As important as it is to increase salt to prevent internal starvation, it’s even more important to avoid sugar. We all know that calories from sugar are especially detrimental when it comes to our ability to manage our weight and overall health. This is partly because a greater intake of sugar calories stimulates more insulin resistance and more fat storage than other types of calories do, even when the total calorie intake remains the same. Excessive consumption of fructose can cause too much fat to accumulate in the liver, which causes this vital organ to become resistant to insulin, thereby setting you up for overall insulin resistance throughout your body. A high fructose intake can also decrease the adipose tissue’s fat-storing capacity, slamming that fat into and around organs like your heart, pancreas, and liver. (Indeed, by over-consuming fructose you hit the liver with fat storage from two different directions.) This is harmful to your health on so many levels because it causes chronic inflammation and oxidative stress, among other detrimental effects.
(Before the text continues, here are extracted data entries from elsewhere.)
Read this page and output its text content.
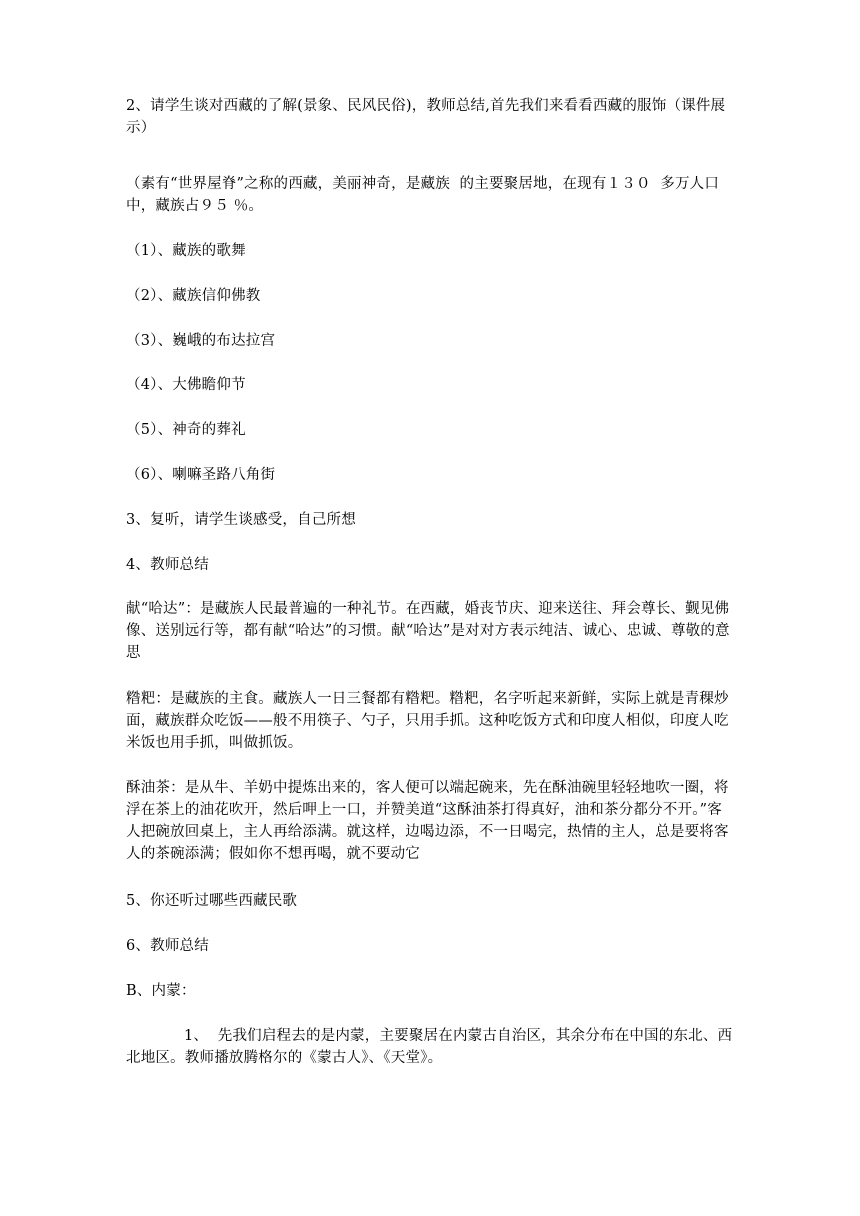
2、请学生谈对西藏的了解(景象、民风民俗)，教师总结,首先我们来看看西藏的服饰（课件展示）

（素有“世界屋脊”之称的西藏，美丽神奇，是藏族  的主要聚居地，在现有１３０  多万人口中，藏族占９５ ％。

（1）、藏族的歌舞

（2）、藏族信仰佛教

（3）、巍峨的布达拉宫

（4）、大佛瞻仰节

（5）、神奇的葬礼

（6）、喇嘛圣路八角街

3、复听，请学生谈感受，自己所想

4、教师总结

献“哈达”：是藏族人民最普遍的一种礼节。在西藏，婚丧节庆、迎来送往、拜会尊长、觐见佛像、送别远行等，都有献“哈达”的习惯。献“哈达”是对对方表示纯洁、诚心、忠诚、尊敬的意思

糌粑：是藏族的主食。藏族人一日三餐都有糌粑。糌粑，名字听起来新鲜，实际上就是青稞炒面，藏族群众吃饭——般不用筷子、勺子，只用手抓。这种吃饭方式和印度人相似，印度人吃米饭也用手抓，叫做抓饭。

酥油茶：是从牛、羊奶中提炼出来的，客人便可以端起碗来，先在酥油碗里轻轻地吹一圈，将浮在茶上的油花吹开，然后呷上一口，并赞美道“这酥油茶打得真好，油和茶分都分不开。”客人把碗放回桌上，主人再给添满。就这样，边喝边添，不一日喝完，热情的主人，总是要将客人的茶碗添满；假如你不想再喝，就不要动它

5、你还听过哪些西藏民歌

6、教师总结

B、内蒙：

1、  先我们启程去的是内蒙，主要聚居在内蒙古自治区，其余分布在中国的东北、西北地区。教师播放腾格尔的《蒙古人》、《天堂》。
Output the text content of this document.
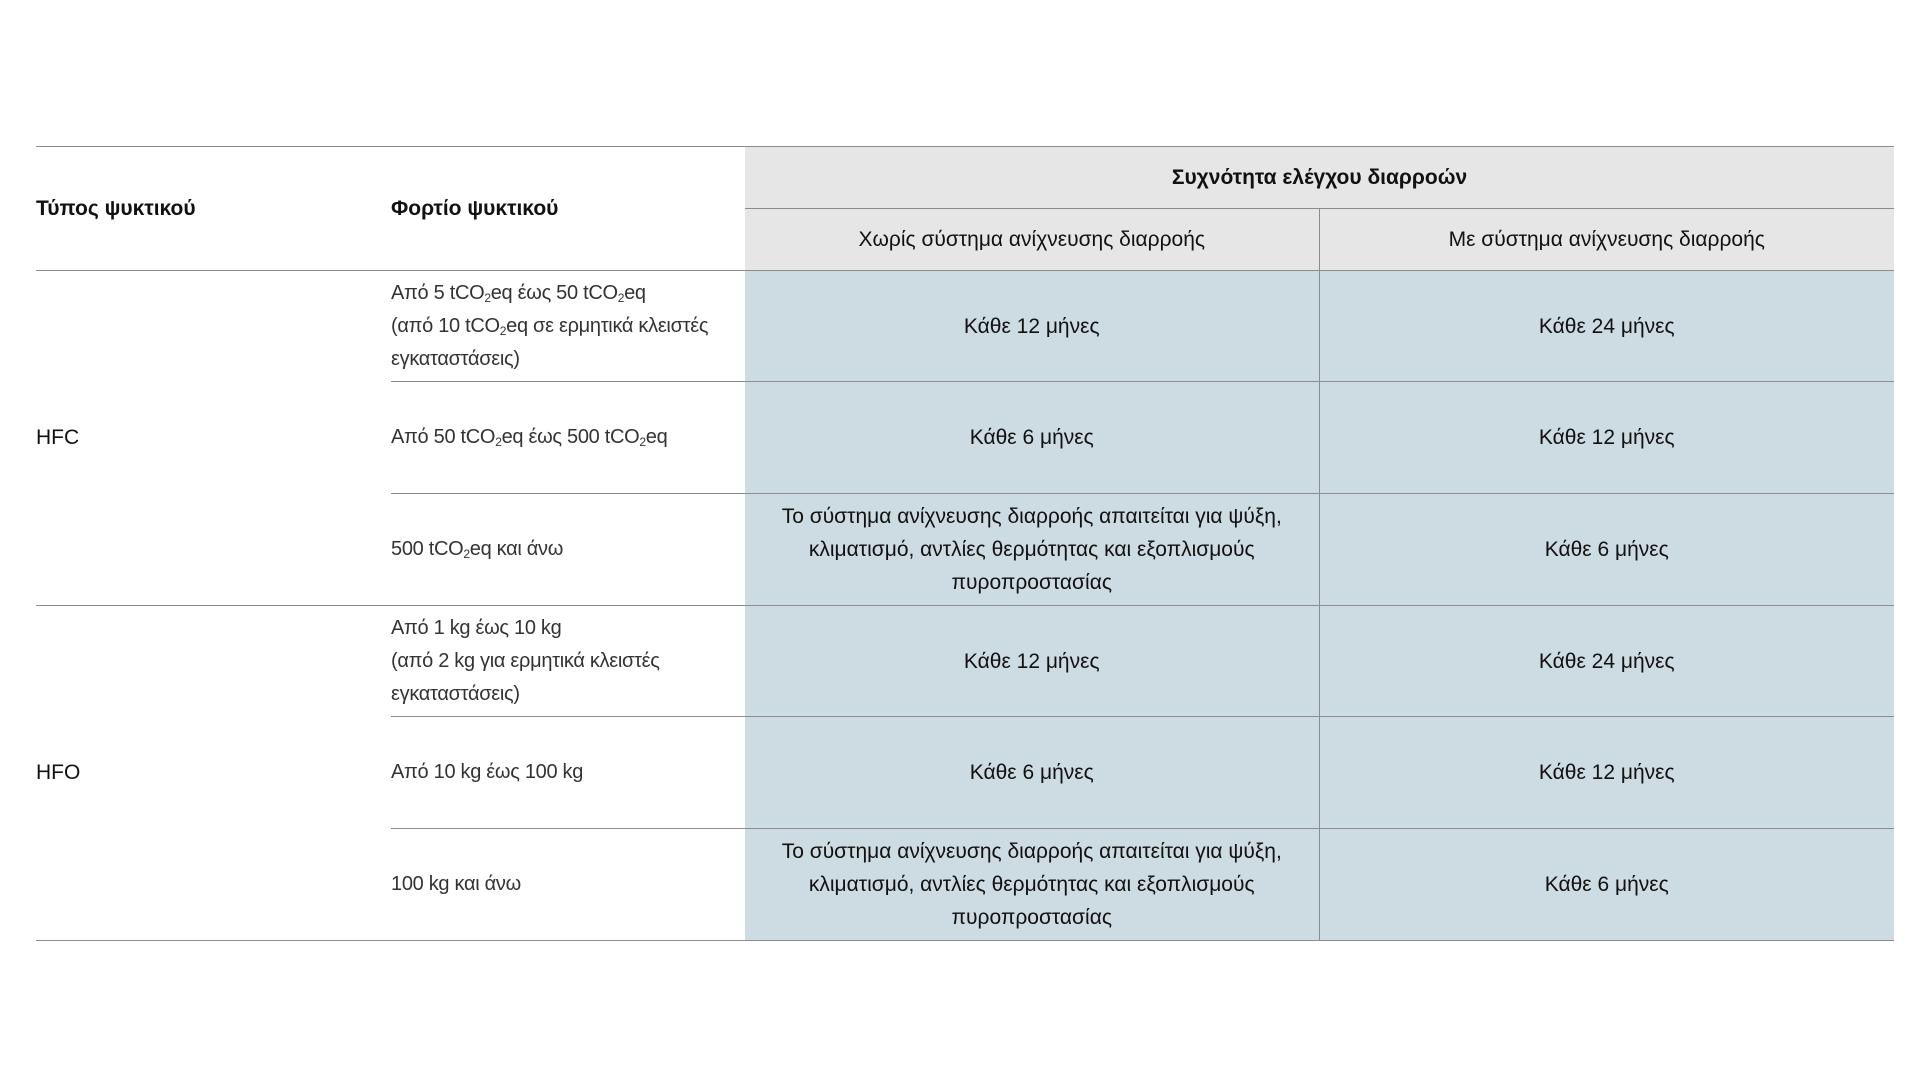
Τύπος ψυκτικού	Φορτίο ψυκτικού	Συχνότητα ελέγχου διαρροών	
		Χωρίς σύστημα ανίχνευσης διαρροής	Με σύστημα ανίχνευσης διαρροής
HFC	Από 5 tCO$_2$eq έως 50 tCO$_2$eq
(από 10 tCO$_2$eq σε ερμητικά κλειστές
εγκαταστάσεις)	Κάθε 12 μήνες	Κάθε 24 μήνες

	Από 50 tCO$_2$eq έως 500 tCO$_2$eq	Κάθε 6 μήνες	Κάθε 12 μήνες

	500 tCO$_2$eq και άνω	Το σύστημα ανίχνευσης διαρροής απαιτείται για ψύξη,
κλιματισμό, αντλίες θερμότητας και εξοπλισμούς
πυροπροστασίας	Κάθε 6 μήνες

HFO	Από 1 kg έως 10 kg
(από 2 kg για ερμητικά κλειστές
εγκαταστάσεις)	Κάθε 12 μήνες	Κάθε 24 μήνες

	Από 10 kg έως 100 kg	Κάθε 6 μήνες	Κάθε 12 μήνες

	100 kg και άνω	Το σύστημα ανίχνευσης διαρροής απαιτείται για ψύξη,
κλιματισμό, αντλίες θερμότητας και εξοπλισμούς
πυροπροστασίας	Κάθε 6 μήνες
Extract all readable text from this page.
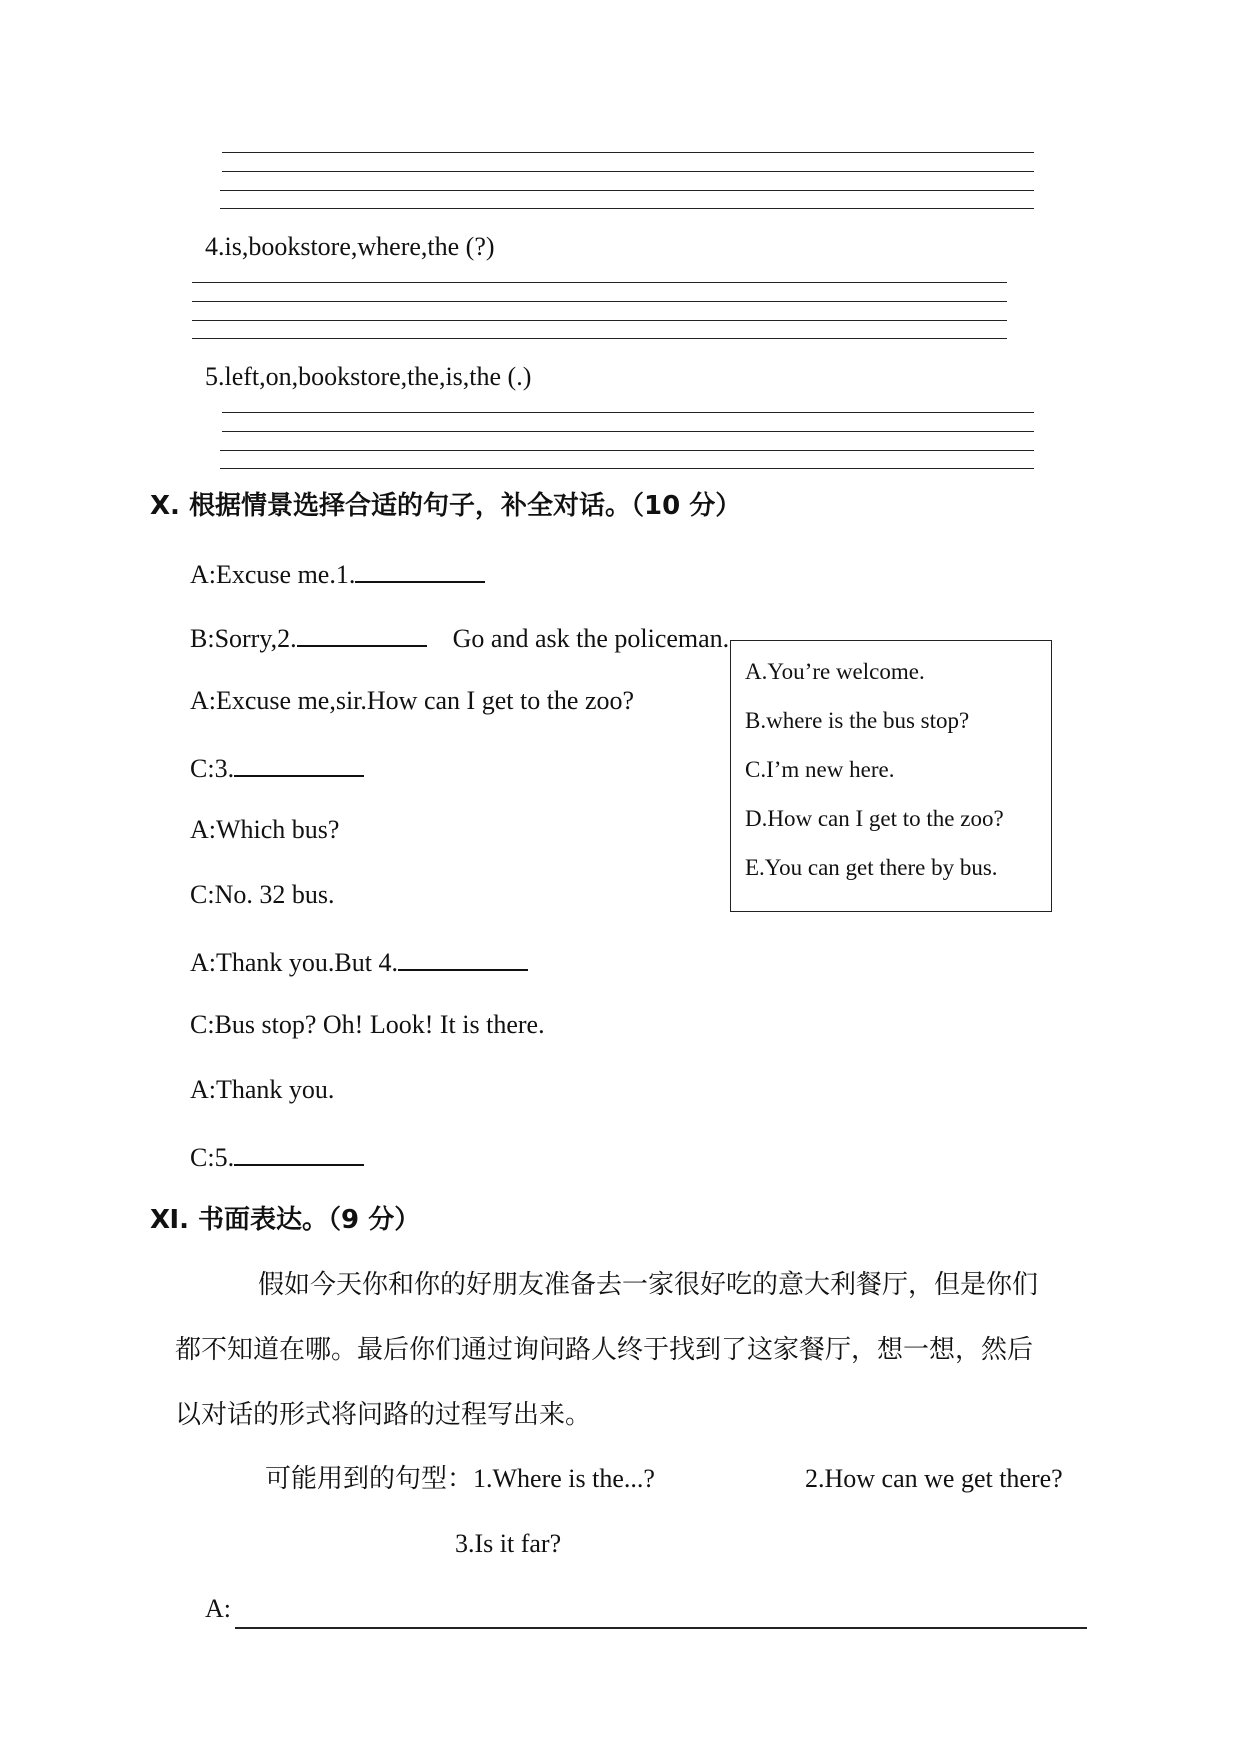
4.is,bookstore,where,the (?)
5.left,on,bookstore,the,is,the (.)
Ⅹ. 根据情景选择合适的句子，补全对话。（10 分）
A:Excuse me.1.
B:Sorry,2.	Go and ask the policeman.
A:Excuse me,sir.How can I get to the zoo?
C:3.
A:Which bus?
C:No. 32 bus.
A:Thank you.But 4.
C:Bus stop? Oh! Look! It is there.
A:Thank you.
C:5.
A.You’re welcome.
B.where is the bus stop?
C.I’m new here.
D.How can I get to the zoo?
E.You can get there by bus.
Ⅺ. 书面表达。（9 分）
假如今天你和你的好朋友准备去一家很好吃的意大利餐厅，但是你们
都不知道在哪。最后你们通过询问路人终于找到了这家餐厅，想一想，然后
以对话的形式将问路的过程写出来。
可能用到的句型：1.Where is the...?	2.How can we get there?
3.Is it far?
A:
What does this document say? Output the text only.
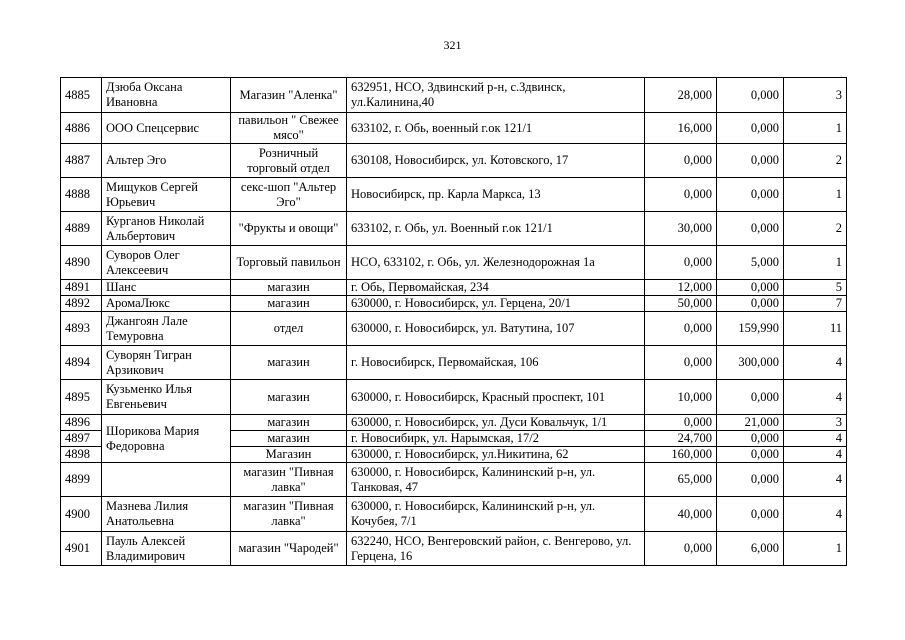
321
4885	Дзюба Оксана Ивановна	Магазин "Аленка"	632951, НСО, Здвинский р-н, с.Здвинск, ул.Калинина,40	28,000	0,000	3
4886	ООО Спецсервис	павильон " Свежее мясо"	633102, г. Обь, военный г.ок 121/1	16,000	0,000	1
4887	Альтер Эго	Розничный торговый отдел	630108, Новосибирск, ул. Котовского, 17	0,000	0,000	2
4888	Мищуков Сергей Юрьевич	секс-шоп "Альтер Эго"	Новосибирск, пр. Карла Маркса, 13	0,000	0,000	1
4889	Курганов Николай Альбертович	"Фрукты и овощи"	633102, г. Обь, ул. Военный г.ок 121/1	30,000	0,000	2
4890	Суворов Олег Алексеевич	Торговый павильон	НСО, 633102, г. Обь, ул. Железнодорожная 1а	0,000	5,000	1
4891	Шанс	магазин	г. Обь, Первомайская, 234	12,000	0,000	5
4892	АромаЛюкс	магазин	630000, г. Новосибирск, ул. Герцена, 20/1	50,000	0,000	7
4893	Джангоян Лале Темуровна	отдел	630000, г. Новосибирск, ул. Ватутина, 107	0,000	159,990	11
4894	Суворян Тигран Арзикович	магазин	г. Новосибирск, Первомайская, 106	0,000	300,000	4
4895	Кузьменко Илья Евгеньевич	магазин	630000, г. Новосибирск, Красный проспект, 101	10,000	0,000	4
4896	Шорикова Мария Федоровна	магазин	630000, г. Новосибирск, ул. Дуси Ковальчук, 1/1	0,000	21,000	3
4897		магазин	г. Новосибирк, ул. Нарымская, 17/2	24,700	0,000	4
4898		Магазин	630000, г. Новосибирск, ул.Никитина, 62	160,000	0,000	4
4899		магазин "Пивная лавка"	630000, г. Новосибирск, Калининский р-н, ул. Танковая, 47	65,000	0,000	4
4900	Мазнева Лилия Анатольевна	магазин "Пивная лавка"	630000, г. Новосибирск, Калининский р-н, ул. Кочубея, 7/1	40,000	0,000	4
4901	Пауль Алексей Владимирович	магазин "Чародей"	632240, НСО, Венгеровский район, с. Венгерово, ул. Герцена, 16	0,000	6,000	1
What’s more, letting your sweet tooth get the upper hand on your diet can also damage mitochondria, the power source in your cells, which leads to a decrease in ATP that in turn increases your hunger and leaves you with no energy for exercise. Those high glucose levels in the blood even pull water out of the cells, causing cellular dehydration. The water that was essentially stolen from your cells and pushed out into your blood—a phenomenon that has traditionally been blamed on salt, by the way—leads to a lower salt level in your blood.

 

In essence, a high-sugar diet increases your need for salt by diluting its level in your blood. And yet this is one more way to illustrate how more salt can help us: eating enough salt to satisfy our salt cravings may just be the key to kicking our sugar cravings for good.